Бирюков молча кивнул.

— А когда будет катер? — поинтересовался я, когда Мария скрылась в палатке.

— В одиннадцать. Плюс-минус пять минут.

— Пограничники, что ли? — спросил я, изображая неведение.

Бирюков усмехнулся:

— Пограничники. Рейсовые сюда не ходят.

— Ну да, — я усиленно покивал. — Что, и почту возят?

— Да велик ли труд? Ладно, я тоже пойду — плавник пособираю, пока видно.

Я тоже поднялся — пора немножко постучать морзянку.

И спросил вдогонку Бирюкова:

— Так что, Савелко собирается прекратить работы?

— Во всяком случае, мечтает нас всех эвакуировать. На всякий случай.

М. Шеремет

Я совсем не обрадовался ее визиту. Кроме всего прочего, я не привык разговаривать со свидетелями, лежа в плавках на песочке.

Сербина села рядом; наверное, специально дожидалась темноты, чтобы не так заметны были припухшие от слез веки. И все-таки она выглядела очень хорошо. Мне моментально припомнилась фраза из какого-то грошового романа: «Он любил женщин, точнее, блондинок».

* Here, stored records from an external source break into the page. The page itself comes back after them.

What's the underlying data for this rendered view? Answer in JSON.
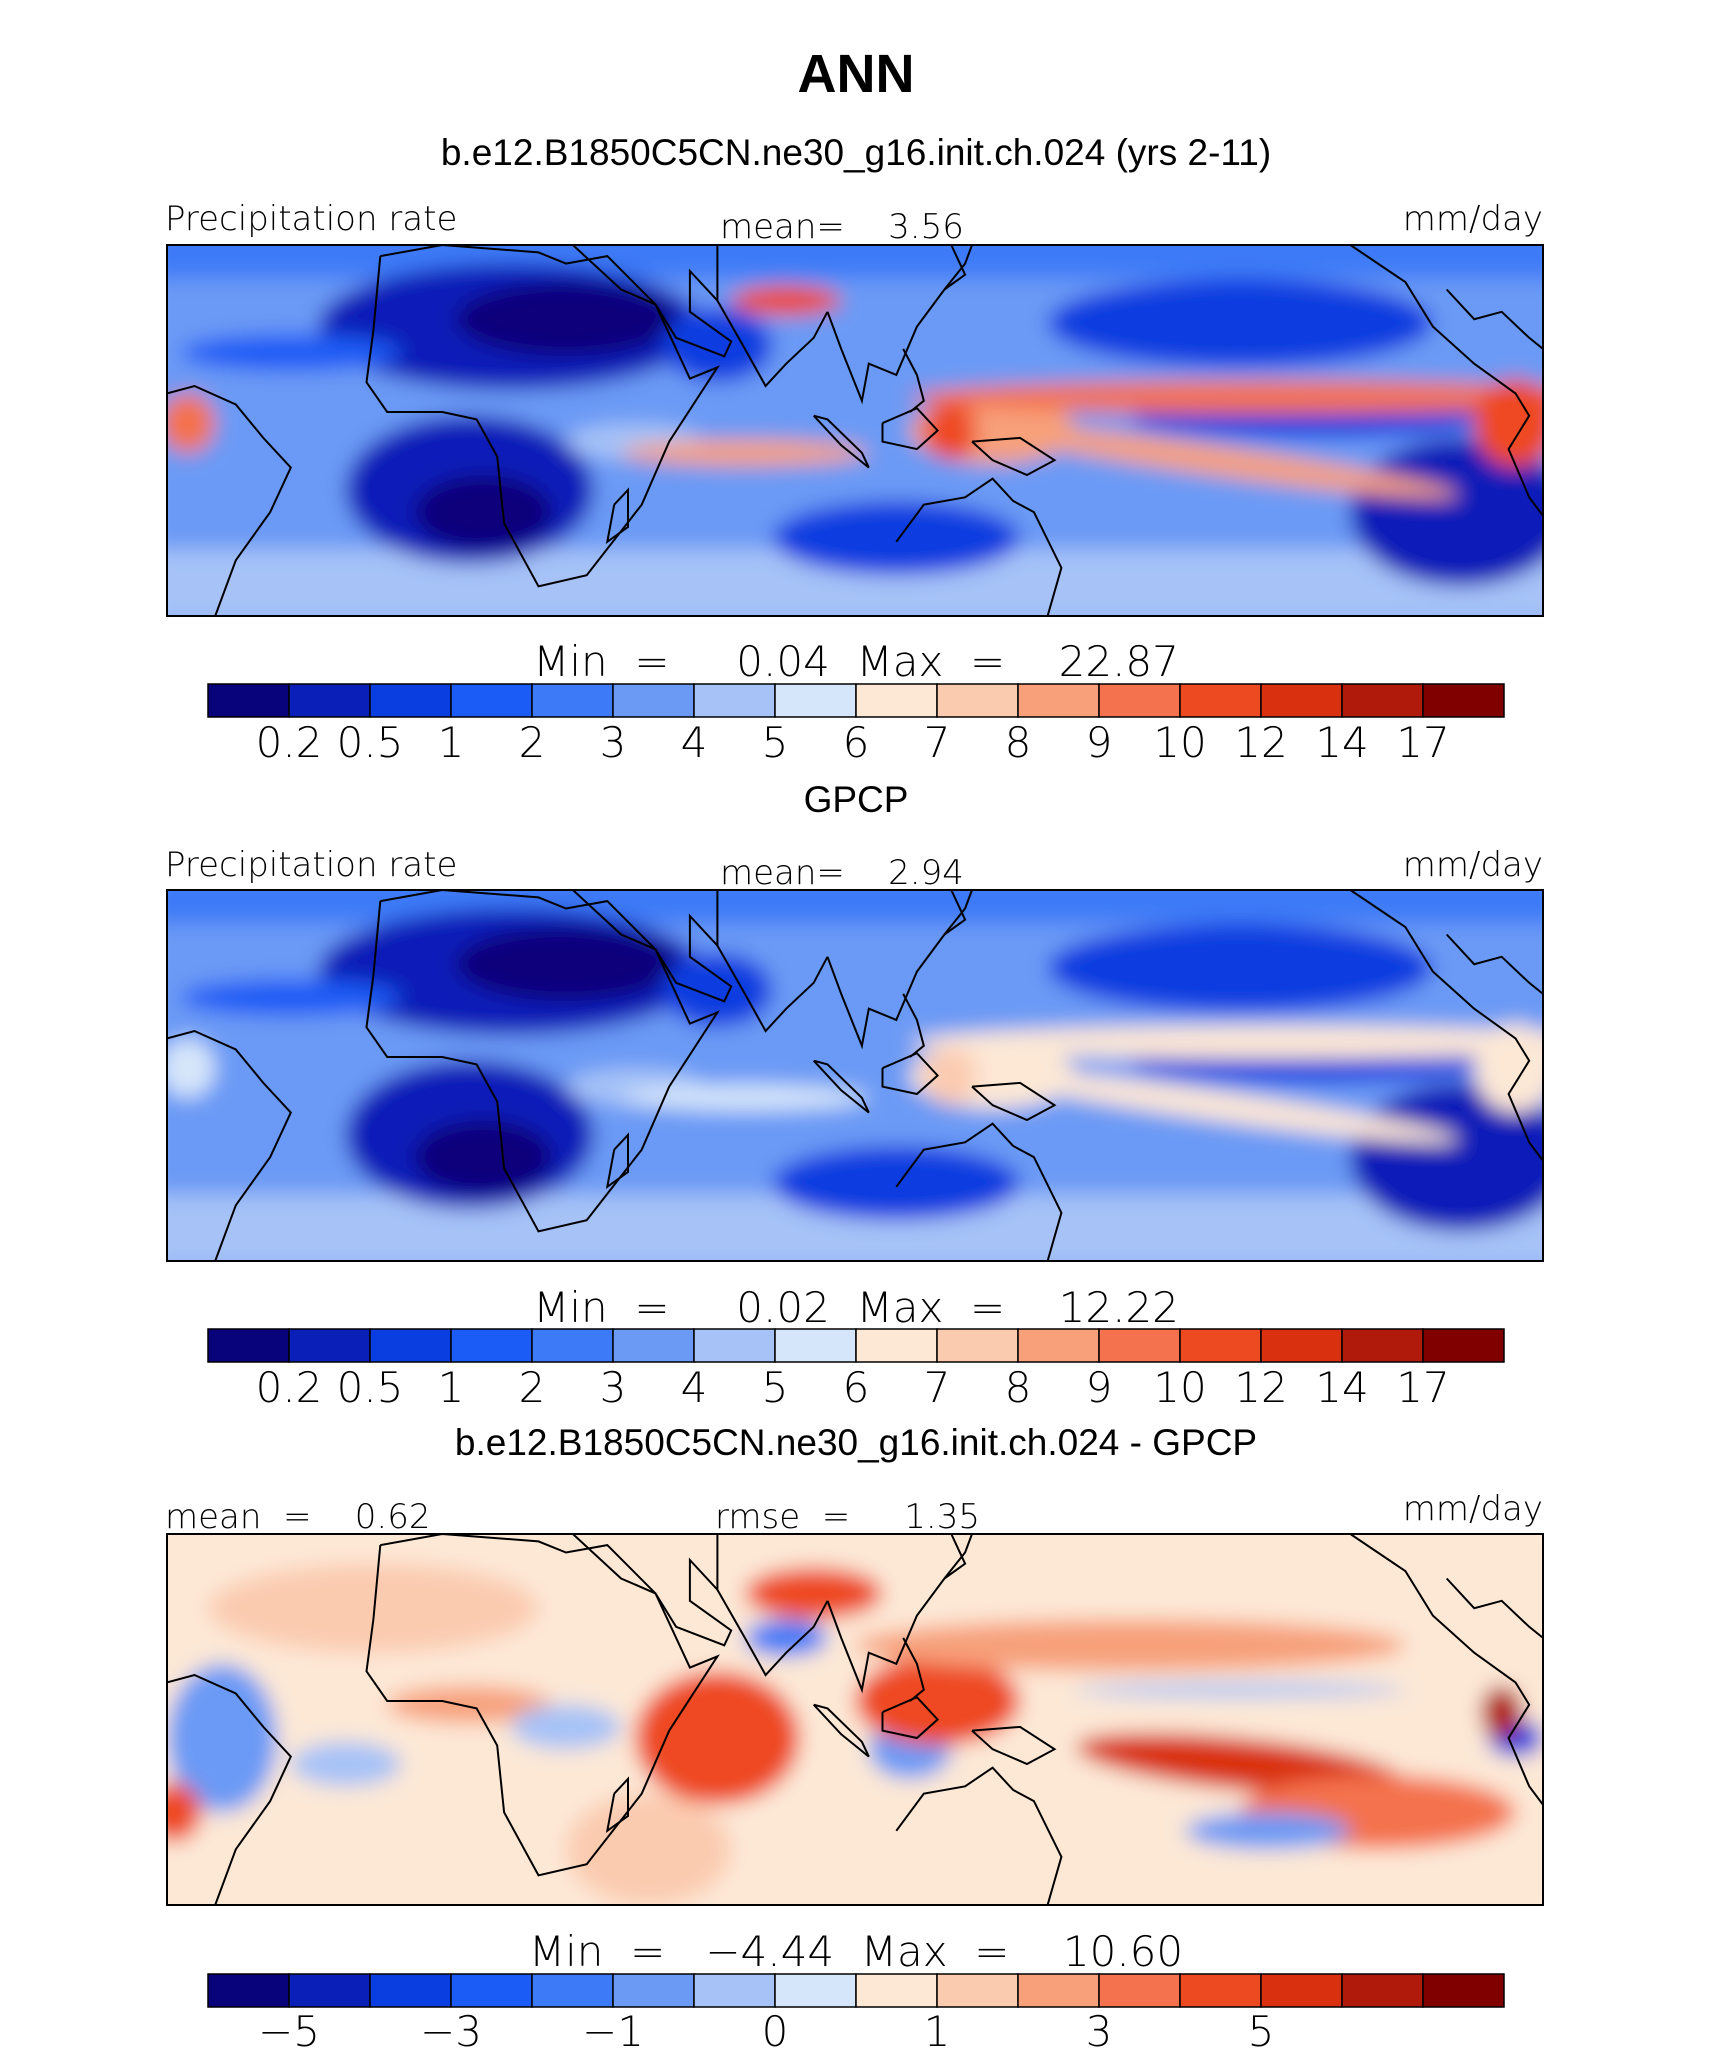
{
  "page_title": "ANN",
  "chart_data": [
    {
      "type": "heatmap",
      "title": "b.e12.B1850C5CN.ne30_g16.init.ch.024 (yrs 2-11)",
      "left_label": "Precipitation rate",
      "center_label": "mean=    3.56",
      "right_label": "mm/day",
      "stats_label": "Min  =     0.04  Max  =    22.87",
      "min": 0.04,
      "max": 22.87,
      "mean": 3.56,
      "colorbar_ticks": [
        "0.2",
        "0.5",
        "1",
        "2",
        "3",
        "4",
        "5",
        "6",
        "7",
        "8",
        "9",
        "10",
        "12",
        "14",
        "17"
      ],
      "colorbar_levels": [
        0.2,
        0.5,
        1,
        2,
        3,
        4,
        5,
        6,
        7,
        8,
        9,
        10,
        12,
        14,
        17
      ]
    },
    {
      "type": "heatmap",
      "title": "GPCP",
      "left_label": "Precipitation rate",
      "center_label": "mean=    2.94",
      "right_label": "mm/day",
      "stats_label": "Min  =     0.02  Max  =    12.22",
      "min": 0.02,
      "max": 12.22,
      "mean": 2.94,
      "colorbar_ticks": [
        "0.2",
        "0.5",
        "1",
        "2",
        "3",
        "4",
        "5",
        "6",
        "7",
        "8",
        "9",
        "10",
        "12",
        "14",
        "17"
      ],
      "colorbar_levels": [
        0.2,
        0.5,
        1,
        2,
        3,
        4,
        5,
        6,
        7,
        8,
        9,
        10,
        12,
        14,
        17
      ]
    },
    {
      "type": "heatmap",
      "title": "b.e12.B1850C5CN.ne30_g16.init.ch.024 - GPCP",
      "left_label": "mean  =    0.62",
      "center_label": "rmse  =     1.35",
      "right_label": "mm/day",
      "stats_label": "Min  =   −4.44  Max  =    10.60",
      "min": -4.44,
      "max": 10.6,
      "mean": 0.62,
      "rmse": 1.35,
      "colorbar_ticks": [
        "−5",
        "−3",
        "−1",
        "0",
        "1",
        "3",
        "5"
      ],
      "colorbar_tick_bounds": [
        1,
        3,
        5,
        7,
        9,
        11,
        13
      ]
    }
  ],
  "colors": {
    "palette": [
      "#08037a",
      "#0a1fb8",
      "#0a3ee0",
      "#1a5cf5",
      "#3d7af7",
      "#6b9af5",
      "#a6c2f7",
      "#d6e6fa",
      "#fde8d6",
      "#fbcbb0",
      "#f7a07a",
      "#f4724d",
      "#ee4a22",
      "#d9300f",
      "#b01a0b",
      "#800000"
    ],
    "land_outline": "#000000"
  }
}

Сербина была блондинкой того спортивно-лирического типа, который в последние годы стал массовым. Подобные существа улыбались с афиш и рекламных проспектов, таращились из витрин и огрызались из-за прилавков, кочевали по экранам и пляжам… Я считал их чем-то вроде говорящих кукол, может быть, потому, что не приходилось прежде всерьез разговаривать с ними. Я сел, угостил Сербину сигаретой, поднес спичку и подумал, как же заговорить с этим очаровательным манекеном.

Светлана заговорила первой. Она спросила, есть ли в моем нравственном кодексе такие понятия, как «честное слово» и «профессиональная тайна». Я сказал, что есть.

Тогда Светлана попросила под честное слово сохранить в тайне все, что она скажет.

Я немного поколебался и — пообещал.

Но все, что мне сказала Светлана, не представляло тайны ни для кого, разве что для Макарова. Сербина попросила, чтобы Владимира Макарова убрали с острова. Немедленно. Пока он не натворил глупостей. А натворит он их непременно, если останется здесь.

— Но почему именно его?

— Неужели обязательно все объяснять, — сдвинула выгоревшие брови Светлана, — неужели смерти Георгия недостаточно?

Я заверил, что не жажду новых жертв и немедленно эвакуирую всех, если только будет необходимость. Но прежде хотел бы узнать, в чем дело, почему она заботится именно о Макарове.

— Поймите, Володя — близкий мне человек… Мы скоро поженимся, и я не могу смотреть… Он ведь пойдет, пойдет за Георгием, и я не смогу его остановить!

— Пойдет за Георгием? То есть умрет?

— Не знаю. Не дай Бог. Нет, я имела в виду — не хочу, чтобы он повторил судьбу Мистаки. Ни в чем. Он — слабее.

— Вы любили его? Георгия?

— Да.

— Почему же так получилось, что вы не с ним… Ну, пока он был жив?